Closed jmhatch closed 1 year ago
It is possible to include time points without observations, but it has to be done in the movement model part instead of the observation part:
## Loading data
d <- subadult_ringed_seal
d$date <- as.POSIXct(d$date)
## Observation part needs observed locations
obs <- Observation(lon = d$lon,
lat = d$lat,
dates = as.POSIXct(d$date),
locationclass = d$lc
)
obs
## Measurement model
meas <- Measurement(model="n")
meas
## A vector of all the dates to include
allDates <- sort(unique(c(seq(min(d$date), max(d$date), by = '6 hours'),
as.POSIXct(d$date))))
## Movement model will now have time points every 6h and where there are observations
mov <- CTCRW(allDates)
## Combine parts to 'Animal'
anim <- Animal(obs,mov,meas, "Subadult ringed seal")
## Fit track
fitTrack(anim)
## Plot of result
plot(anim)
## Extract fitted track with getTrack. Includes all estimated time points. Observation is NA for some.
head(getTrack(anim),10)
Thanks! I've noticed that as the number of latent parameters grows (by making the time step finer in allDates), the model starts to push the $\gamma$ parameters to 0. The other parameters of the CTCRW model also shift some, although given the ranges maybe this can be chocked up to numerical issues.
I also noticed none of the models converged, stating "false convergence (8)", with large max gradient values.
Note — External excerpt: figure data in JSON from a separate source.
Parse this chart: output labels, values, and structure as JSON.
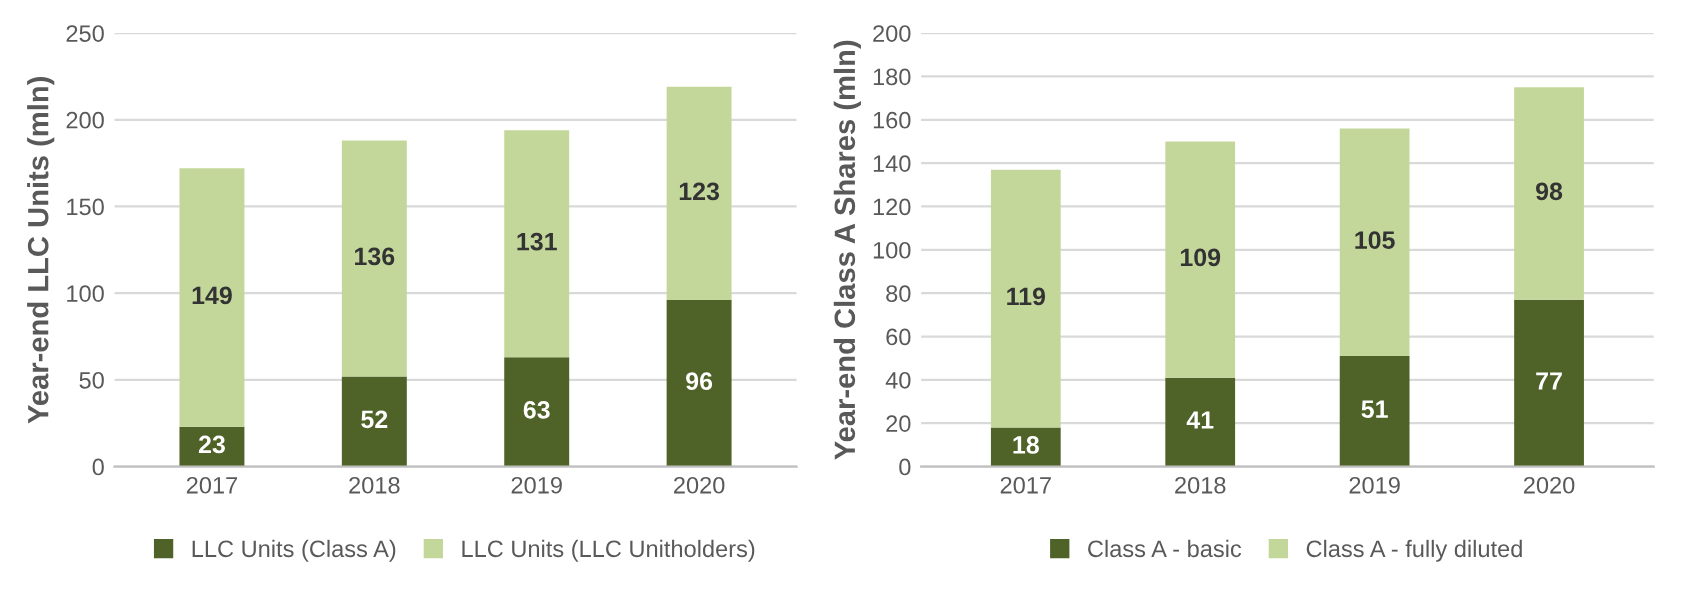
{
  "chart_data": [
    {
      "type": "bar",
      "stacked": true,
      "ylabel": "Year-end LLC Units (mln)",
      "categories": [
        "2017",
        "2018",
        "2019",
        "2020"
      ],
      "ylim": [
        0,
        250
      ],
      "yticks": [
        0,
        50,
        100,
        150,
        200,
        250
      ],
      "grid": "y",
      "legend": "bottom",
      "data_labels": true,
      "series": [
        {
          "name": "LLC Units (Class A)",
          "color": "#4f6228",
          "values": [
            23,
            52,
            63,
            96
          ]
        },
        {
          "name": "LLC Units (LLC Unitholders)",
          "color": "#c4d79b",
          "values": [
            149,
            136,
            131,
            123
          ]
        }
      ]
    },
    {
      "type": "bar",
      "stacked": true,
      "ylabel": "Year-end Class A Shares (mln)",
      "categories": [
        "2017",
        "2018",
        "2019",
        "2020"
      ],
      "ylim": [
        0,
        200
      ],
      "yticks": [
        0,
        20,
        40,
        60,
        80,
        100,
        120,
        140,
        160,
        180,
        200
      ],
      "grid": "y",
      "legend": "bottom",
      "data_labels": true,
      "series": [
        {
          "name": "Class A - basic",
          "color": "#4f6228",
          "values": [
            18,
            41,
            51,
            77
          ]
        },
        {
          "name": "Class A - fully diluted",
          "color": "#c4d79b",
          "values": [
            119,
            109,
            105,
            98
          ]
        }
      ]
    }
  ]
}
I may try to see if I can get the kriging approach to work (as it avoids having to estimate additional random effects, if I'm understanding things correctly - which there is a good chance I'm not). Thanks again! Really useful R pkg for animal movement modeling.
Hi Dr. Albertsen,
I was wondering how to predict unknown locations from a fitted movement model using the state-space approach of {argosTrack} in a manner similar to Johnson et al. (2011) and Fleming et al. (2016). My first guess is that you could interleave times that you want to predict locations at (like every 6 hours) with the observed data and then tell {argosTrack} not to include them in the measurement likelihood. Although, this introduces more estimated random effects (resulting in more random effects than observed data, so perhaps not a good approach). And currently doesn't work (probably for good reason; see code below).
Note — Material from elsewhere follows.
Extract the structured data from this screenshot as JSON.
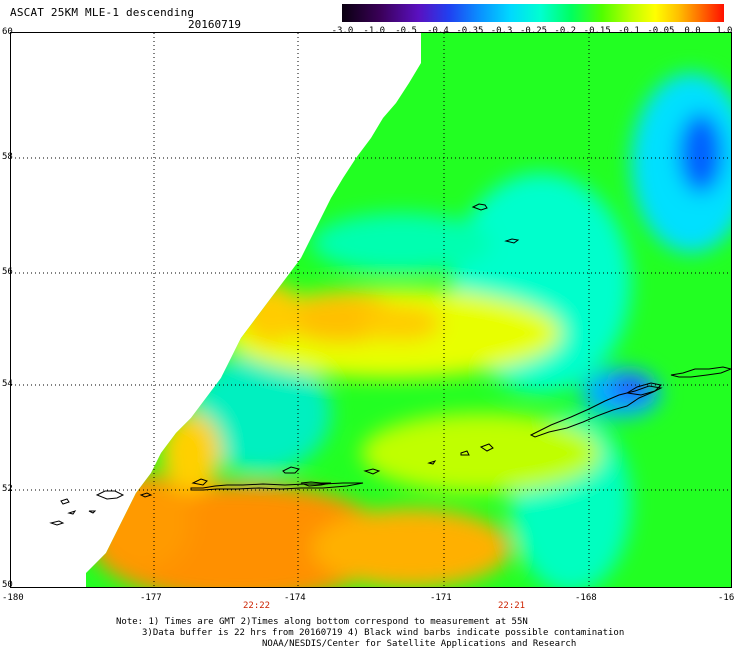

I'm most interested in the CTCRW movement model, and I was wondering if it would be possible to use the kriging approach from the Fleming et al. (2016) paper to predict unknown locations from a fitted movement model using {argosTrack}. Seems possible, just not sure how to start off. The kriging approach just requires a mean and autocorrelation function to be specified, and some assumptions about normality (from what I can tell). From here, we see that the covariance for locations ($x$) at times $t$ and $t'$ of the CTCRW movement model is defined as:
$$ \text{Cov}[x(t),x(t')] = \frac{\sigma^2}{2a^3}\left(2e^{-at}-e^{-a(t+t')}-e^{-a|t'-t|}+2e^{-at'}+2\min(t,t')-2\right). $$
where the CTCRW model is derived from the following sdes,
$$ dx_t = v_tdt $$
with velocity ($v_t$) as an OU process
$$ dv_t = a(b-v_t)dt + \sigma dW_t. $$
Although, they derive the $\text{Cov}$ assuming $\mathbf{b} = \mathbf{0}$ (so that may throw a wrench in things, if it's of interest to also estimate $\mathbf{b}$). Just wanted to get your thoughts and thank you for the great R pkg! I know there is {ctmm} and {crawl}, but I like the flexibility of using TMB on the backend.